Just as customer-care call centers routinely ask customers for their preferred language, it may be time to offer a similar option to patients whenever they are contacted perioperatively or otherwise. Although interpreters can be invited into audiovisual telehealth encounters, it may be more efficient to outsource patient contact services themselves to centralized multilingual third-party entities. This assumes that patient-privacy-compliant conversations follow preapproved, template-based scripts for information gathering and information sharing, adapted to current and future health care needs. Such standardized interactions may not require in-house multilingual health care providers to perform them.
The role of third-party entities
Centralized multilingual third-party entities may thus become existentially essential to maintaining high health care standards, given that there may never be enough in-house multilingual providers to meet the needs of linguistically diverse patients at every health care institution. Outsourced multilingual patient contact services could therefore supplement, and extend beyond, traditional preoperative and postoperative telehealth interactions, helping meet the customized perioperative needs of patients, providers, and care settings, and ensuring effective, safe, and successful perioperative care.

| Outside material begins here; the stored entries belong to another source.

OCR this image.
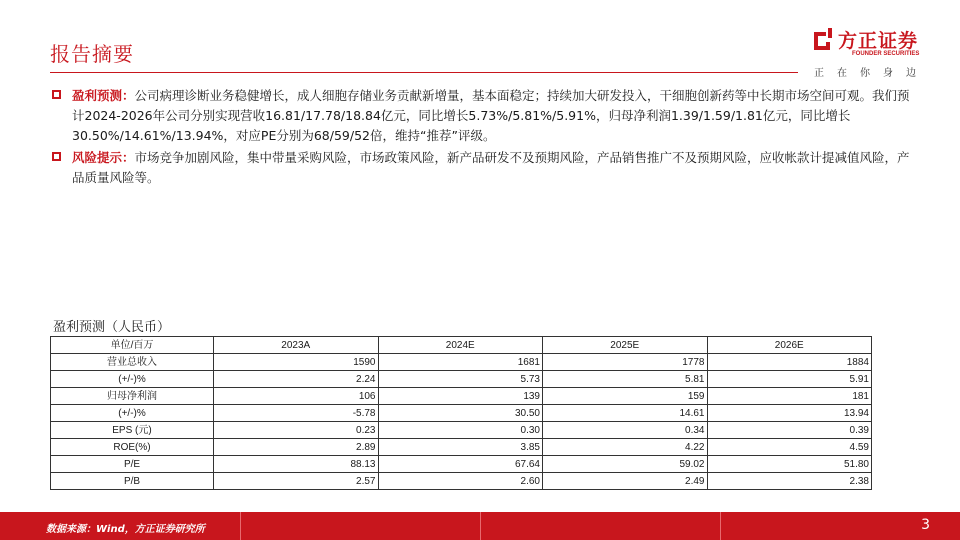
报告摘要
方正证券
FOUNDER SECURITIES
正在你身边
盈利预测：公司病理诊断业务稳健增长，成人细胞存储业务贡献新增量，基本面稳定；持续加大研发投入，干细胞创新药等中长期市场空间可观。我们预计2024-2026年公司分别实现营收16.81/17.78/18.84亿元，同比增长5.73%/5.81%/5.91%，归母净利润1.39/1.59/1.81亿元，同比增长30.50%/14.61%/13.94%，对应PE分别为68/59/52倍，维持“推荐”评级。
风险提示：市场竞争加剧风险，集中带量采购风险，市场政策风险，新产品研发不及预期风险，产品销售推广不及预期风险，应收帐款计提减值风险，产品质量风险等。
盈利预测（人民币）
单位/百万	2023A	2024E	2025E	2026E
营业总收入	1590	1681	1778	1884
(+/-)%	2.24	5.73	5.81	5.91
归母净利润	106	139	159	181
(+/-)%	-5.78	30.50	14.61	13.94
EPS (元)	0.23	0.30	0.34	0.39
ROE(%)	2.89	3.85	4.22	4.59
P/E	88.13	67.64	59.02	51.80
P/B	2.57	2.60	2.49	2.38
数据来源：Wind，方正证券研究所	3
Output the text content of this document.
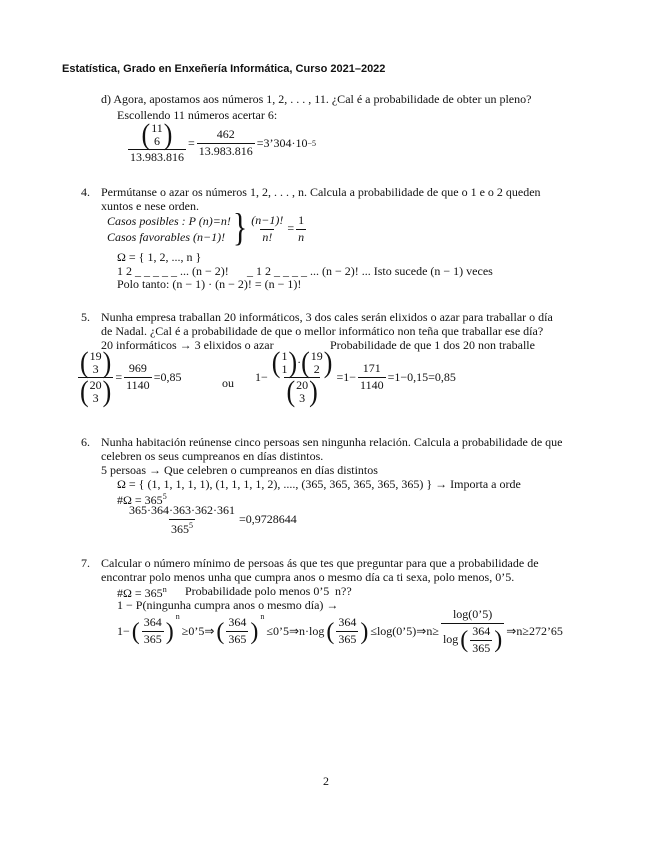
Estatística, Grado en Enxeñería Informática, Curso 2021–2022
d) Agora, apostamos aos números 1, 2, . . . , 11. ¿Cal é a probabilidade de obter un pleno?
Escollendo 11 números acertar 6:
( 11
6 )
$13.983.816 = \frac{462}{13.983.816}$ =3’304·10 −5
4. Permútanse o azar os números 1, 2, . . . , n. Calcula a probabilidade de que o 1 e o 2 queden
xuntos e nese orden.
Casos posibles : P (n)=n!
Casos favorables (n−1)! } $\frac{(n-1)!}{n!} = \frac{1}{n}$
Ω = { 1, 2, ..., n }
1 2 _ _ _ _ _ ... (n − 2)! _ 1 2 _ _ _ _ ... (n − 2)! ... Isto sucede (n − 1) veces
Polo tanto: (n − 1) · (n − 2)! = (n − 1)!
5. Nunha empresa traballan 20 informáticos, 3 dos cales serán elixidos o azar para traballar o día
de Nadal. ¿Cal é a probabilidade de que o mellor informático non teña que traballar ese día?
20 informáticos → 3 elixidos o azar	Probabilidade de que 1 dos 20 non traballe
( 19
3 )
( 20
3 ) = $\frac{969}{1140} =0,85$	ou 1− ( 1
1 ) · ( 19
2 )
( 20
3 ) $=1- \frac{171}{1140} =1-0,15=0,85$
6. Nunha habitación reúnense cinco persoas sen ningunha relación. Calcula a probabilidade de que
celebren os seus cumpreanos en días distintos.
5 persoas → Que celebren o cumpreanos en días distintos
Ω = { (1, 1, 1, 1, 1), (1, 1, 1, 1, 2), ...., (365, 365, 365, 365, 365) } → Importa a orde
#Ω = $365^5$
$\frac{365\cdot 364\cdot 363\cdot 362\cdot 361}{365^5} =0,9728644$
7. Calcular o número mínimo de persoas ás que tes que preguntar para que a probabilidade de
encontrar polo menos unha que cumpra anos o mesmo día ca ti sexa, polo menos, 0’5.
#Ω = $365^n$ Probabilidade polo menos 0’5 n??
1 − P(ningunha cumpra anos o mesmo día) →
1− ( $\frac{364}{365}$ )
$^n$
≥0’5⇒ ( $\frac{364}{365}$ )
$^n$
≤0’5⇒n·log ( $\frac{364}{365}$ ) ≤log(0’5)⇒n≥ $\frac{\log(0’5)}{\log ( \frac{364}{365} )}$ ⇒n≥272’65
2
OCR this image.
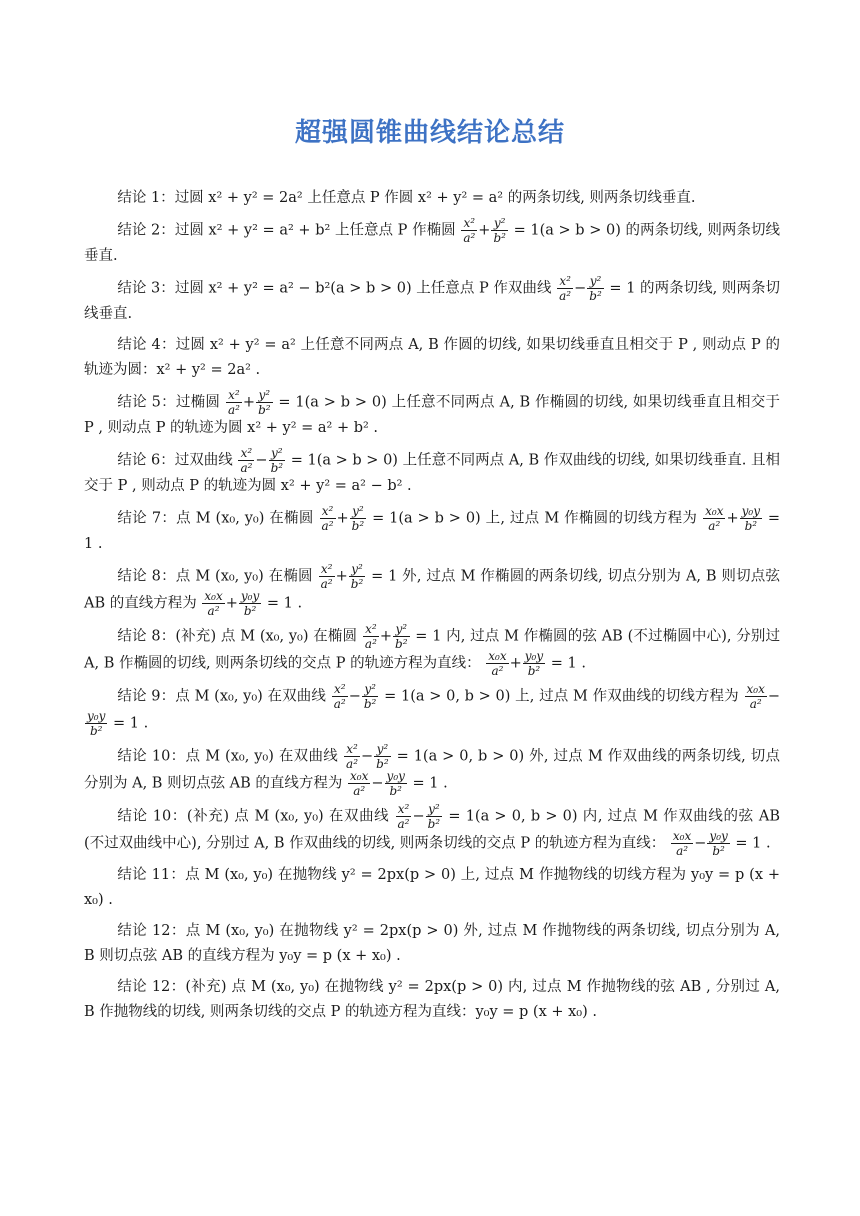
超强圆锥曲线结论总结

结论 1：过圆 x² + y² = 2a² 上任意点 P 作圆 x² + y² = a² 的两条切线, 则两条切线垂直.

结论 2：过圆 x² + y² = a² + b² 上任意点 P 作椭圆 $\frac{\text{x²}}{\text{a²}} + \frac{\text{y²}}{\text{b²}} = 1(a > b > 0)$ 的两条切线, 则两条切线垂直.

结论 3：过圆 x² + y² = a² − b²(a > b > 0) 上任意点 P 作双曲线 $\frac{\text{x²}}{\text{a²}} - \frac{\text{y²}}{\text{b²}} = 1$ 的两条切线, 则两条切线垂直.

结论 4：过圆 x² + y² = a² 上任意不同两点 A, B 作圆的切线, 如果切线垂直且相交于 P , 则动点 P 的轨迹为圆：x² + y² = 2a² .

结论 5：过椭圆 $\frac{\text{x²}}{\text{a²}} + \frac{\text{y²}}{\text{b²}} = 1(a > b > 0)$ 上任意不同两点 A, B 作椭圆的切线, 如果切线垂直且相交于 P , 则动点 P 的轨迹为圆 x² + y² = a² + b² .

结论 6：过双曲线 $\frac{\text{x²}}{\text{a²}} - \frac{\text{y²}}{\text{b²}} = 1(a > b > 0)$ 上任意不同两点 A, B 作双曲线的切线, 如果切线垂直. 且相交于 P , 则动点 P 的轨迹为圆 x² + y² = a² − b² .

结论 7：点 M (x₀, y₀) 在椭圆 $\frac{\text{x²}}{\text{a²}} + \frac{\text{y²}}{\text{b²}} = 1(a > b > 0)$ 上, 过点 M 作椭圆的切线方程为 $\frac{\text{x₀x}}{\text{a²}} + \frac{\text{y₀y}}{\text{b²}} = 1$ .

结论 8：点 M (x₀, y₀) 在椭圆 $\frac{\text{x²}}{\text{a²}} + \frac{\text{y²}}{\text{b²}} = 1$ 外, 过点 M 作椭圆的两条切线, 切点分别为 A, B 则切点弦 AB 的直线方程为 $\frac{\text{x₀x}}{\text{a²}} + \frac{\text{y₀y}}{\text{b²}} = 1$ .

结论 8：(补充) 点 M (x₀, y₀) 在椭圆 $\frac{\text{x²}}{\text{a²}} + \frac{\text{y²}}{\text{b²}} = 1$ 内, 过点 M 作椭圆的弦 AB (不过椭圆中心), 分别过 A, B 作椭圆的切线, 则两条切线的交点 P 的轨迹方程为直线： $\frac{\text{x₀x}}{\text{a²}} + \frac{\text{y₀y}}{\text{b²}} = 1$ .

结论 9：点 M (x₀, y₀) 在双曲线 $\frac{\text{x²}}{\text{a²}} - \frac{\text{y²}}{\text{b²}} = 1(a > 0$, b > 0) 上, 过点 M 作双曲线的切线方程为 $\frac{\text{x₀x}}{\text{a²}}$ −
$\frac{\text{y₀y}}{\text{b²}} = 1$ .

结论 10：点 M (x₀, y₀) 在双曲线 $\frac{\text{x²}}{\text{a²}} - \frac{\text{y²}}{\text{b²}} = 1(a > 0$, b > 0) 外, 过点 M 作双曲线的两条切线, 切点分别为 A, B 则切点弦 AB 的直线方程为 $\frac{\text{x₀x}}{\text{a²}} - \frac{\text{y₀y}}{\text{b²}} = 1$ .

结论 10：(补充) 点 M (x₀, y₀) 在双曲线 $\frac{\text{x²}}{\text{a²}} - \frac{\text{y²}}{\text{b²}} = 1(a > 0$, b > 0) 内, 过点 M 作双曲线的弦 AB (不过双曲线中心), 分别过 A, B 作双曲线的切线, 则两条切线的交点 P 的轨迹方程为直线： $\frac{\text{x₀x}}{\text{a²}} - \frac{\text{y₀y}}{\text{b²}} = 1$ .

结论 11：点 M (x₀, y₀) 在抛物线 y² = 2px(p > 0) 上, 过点 M 作抛物线的切线方程为 y₀y = p (x + x₀) .

结论 12：点 M (x₀, y₀) 在抛物线 y² = 2px(p > 0) 外, 过点 M 作抛物线的两条切线, 切点分别为 A, B 则切点弦 AB 的直线方程为 y₀y = p (x + x₀) .

结论 12：(补充) 点 M (x₀, y₀) 在抛物线 y² = 2px(p > 0) 内, 过点 M 作抛物线的弦 AB , 分别过 A, B 作抛物线的切线, 则两条切线的交点 P 的轨迹方程为直线：y₀y = p (x + x₀) .
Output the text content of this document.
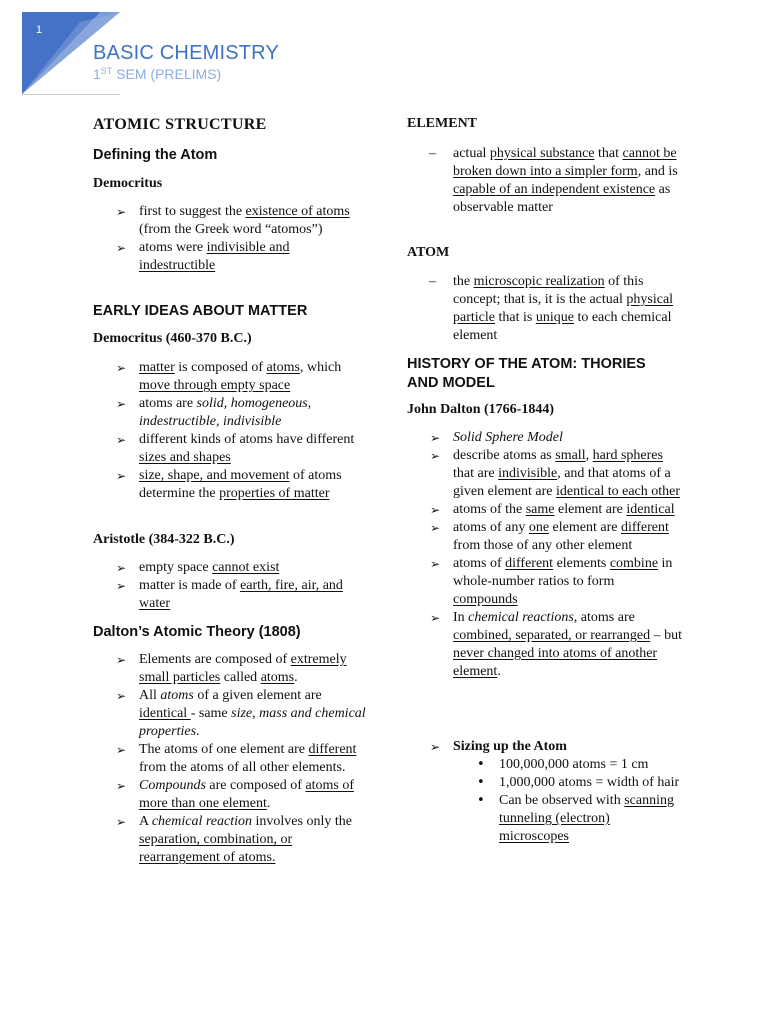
1
BASIC CHEMISTRY
1ST SEM (PRELIMS)
ATOMIC STRUCTURE
Defining the Atom
Democritus
➢ first to suggest the existence of atoms (from the Greek word “atomos”)
➢ atoms were indivisible and indestructible
EARLY IDEAS ABOUT MATTER
Democritus (460-370 B.C.)
➢ matter is composed of atoms, which move through empty space
➢ atoms are solid, homogeneous, indestructible, indivisible
➢ different kinds of atoms have different sizes and shapes
➢ size, shape, and movement of atoms determine the properties of matter
Aristotle (384-322 B.C.)
➢ empty space cannot exist
➢ matter is made of earth, fire, air, and water
Dalton’s Atomic Theory (1808)
➢ Elements are composed of extremely small particles called atoms.
➢ All atoms of a given element are identical - same size, mass and chemical properties.
➢ The atoms of one element are different from the atoms of all other elements.
➢ Compounds are composed of atoms of more than one element.
➢ A chemical reaction involves only the separation, combination, or rearrangement of atoms.
ELEMENT
– actual physical substance that cannot be broken down into a simpler form, and is capable of an independent existence as observable matter
ATOM
– the microscopic realization of this concept; that is, it is the actual physical particle that is unique to each chemical element
HISTORY OF THE ATOM: THORIES AND MODEL
John Dalton (1766-1844)
➢ Solid Sphere Model
➢ describe atoms as small, hard spheres that are indivisible, and that atoms of a given element are identical to each other
➢ atoms of the same element are identical
➢ atoms of any one element are different from those of any other element
➢ atoms of different elements combine in whole-number ratios to form compounds
➢ In chemical reactions, atoms are combined, separated, or rearranged – but never changed into atoms of another element.
➢ Sizing up the Atom
• 100,000,000 atoms = 1 cm
• 1,000,000 atoms = width of hair
• Can be observed with scanning tunneling (electron) microscopes
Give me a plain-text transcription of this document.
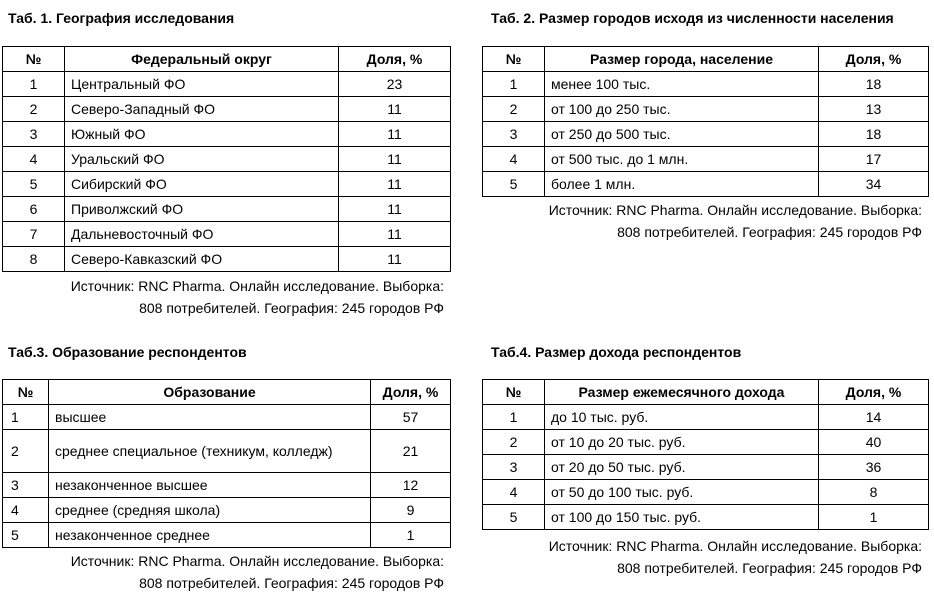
Таб. 1. География исследования
№	Федеральный округ	Доля, %
1	Центральный ФО	23
2	Северо-Западный ФО	11
3	Южный ФО	11
4	Уральский ФО	11
5	Сибирский ФО	11
6	Приволжский ФО	11
7	Дальневосточный ФО	11
8	Северо-Кавказский ФО	11
Источник: RNC Pharma. Онлайн исследование. Выборка:
808 потребителей. География: 245 городов РФ
Таб. 2. Размер городов исходя из численности населения
№	Размер города, население	Доля, %
1	менее 100 тыс.	18
2	от 100 до 250 тыс.	13
3	от 250 до 500 тыс.	18
4	от 500 тыс. до 1 млн.	17
5	более 1 млн.	34
Источник: RNC Pharma. Онлайн исследование. Выборка:
808 потребителей. География: 245 городов РФ
Таб.3. Образование респондентов
№	Образование	Доля, %
1	высшее	57
2	среднее специальное (техникум, колледж)	21
3	незаконченное высшее	12
4	среднее (средняя школа)	9
5	незаконченное среднее	1
Источник: RNC Pharma. Онлайн исследование. Выборка:
808 потребителей. География: 245 городов РФ
Таб.4. Размер дохода респондентов
№	Размер ежемесячного дохода	Доля, %
1	до 10 тыс. руб.	14
2	от 10 до 20 тыс. руб.	40
3	от 20 до 50 тыс. руб.	36
4	от 50 до 100 тыс. руб.	8
5	от 100 до 150 тыс. руб.	1
Источник: RNC Pharma. Онлайн исследование. Выборка:
808 потребителей. География: 245 городов РФ
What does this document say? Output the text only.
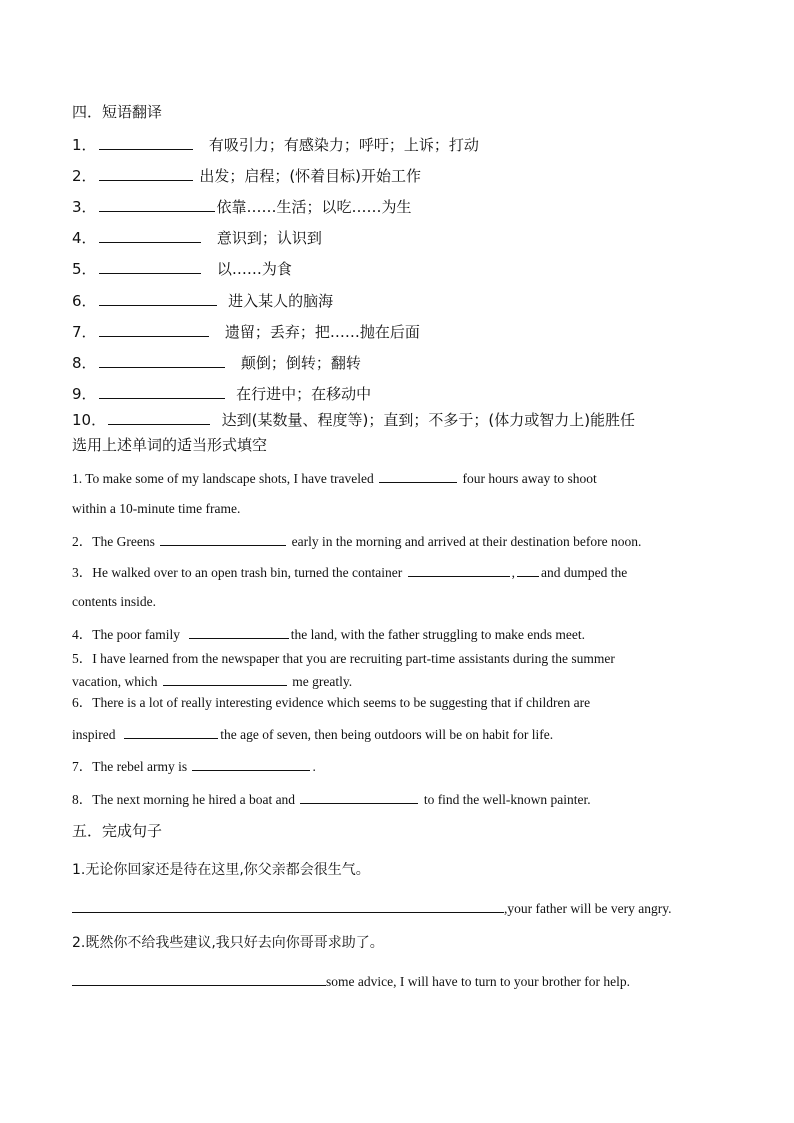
四．短语翻译
1．	有吸引力；有感染力；呼吁；上诉；打动
2．	出发；启程；(怀着目标)开始工作
3．	依靠……生活；以吃……为生
4．	意识到；认识到
5．	以……为食
6．	进入某人的脑海
7．	遗留；丢弃；把……抛在后面
8．	颠倒；倒转；翻转
9．	在行进中；在移动中
10．	达到(某数量、程度等)；直到；不多于；(体力或智力上)能胜任
选用上述单词的适当形式填空
1. To make some of my landscape shots, I have traveled	four hours away to shoot
within a 10-minute time frame.
2．The Greens	early in the morning and arrived at their destination before noon.
3．He walked over to an open trash bin, turned the container	, and dumped the
contents inside.
4．The poor family	the land, with the father struggling to make ends meet.
5．I have learned from the newspaper that you are recruiting part-time assistants during the summer
vacation, which	me greatly.
6．There is a lot of really interesting evidence which seems to be suggesting that if children are
inspired	the age of seven, then being outdoors will be on habit for life.
7．The rebel army is	.
8．The next morning he hired a boat and	to find the well-known painter.
五．完成句子
1.无论你回家还是待在这里,你父亲都会很生气。
,your father will be very angry.
2.既然你不给我些建议,我只好去向你哥哥求助了。
some advice, I will have to turn to your brother for help.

Looking ahead, while human interpreters may always remain essential to meeting the humane needs of patients, centralized multilingual third-party entities could eventually evolve patient-privacy-compliant nonhuman solutions, such as artificially intelligent applications and bots, to deliver multilingual patient contact services, perioperative or otherwise.
Prerequisites for progress
However, a prerequisite for such progress is that electronic health records must ensure that patients’ preferred languages, including sign language and Braille, are mandatorily asked, answered, documented, and prominently displayed (for example, in patient banner bars) during registration for health care encounters. This would prevent health care providers and patient contact services from being deterred by the extra steps currently required to locate language-preference information.
Preferred languages should be ranked by fluency, with documentation of patient-reported abilities in hearing/understanding, speaking/communicating, reading, and writing. While fluency across all four domains is ideal, fluency in hearing/understanding and speaking/communicating may be existentially essential for standardized health care delivery.
The bottom line is that a multilingual society seeking health care requires multilingual services, whether provided in-house or outsourced remotely, to meet both logistical demands and health care standards.
Deepak Gupta is an anesthesiologist.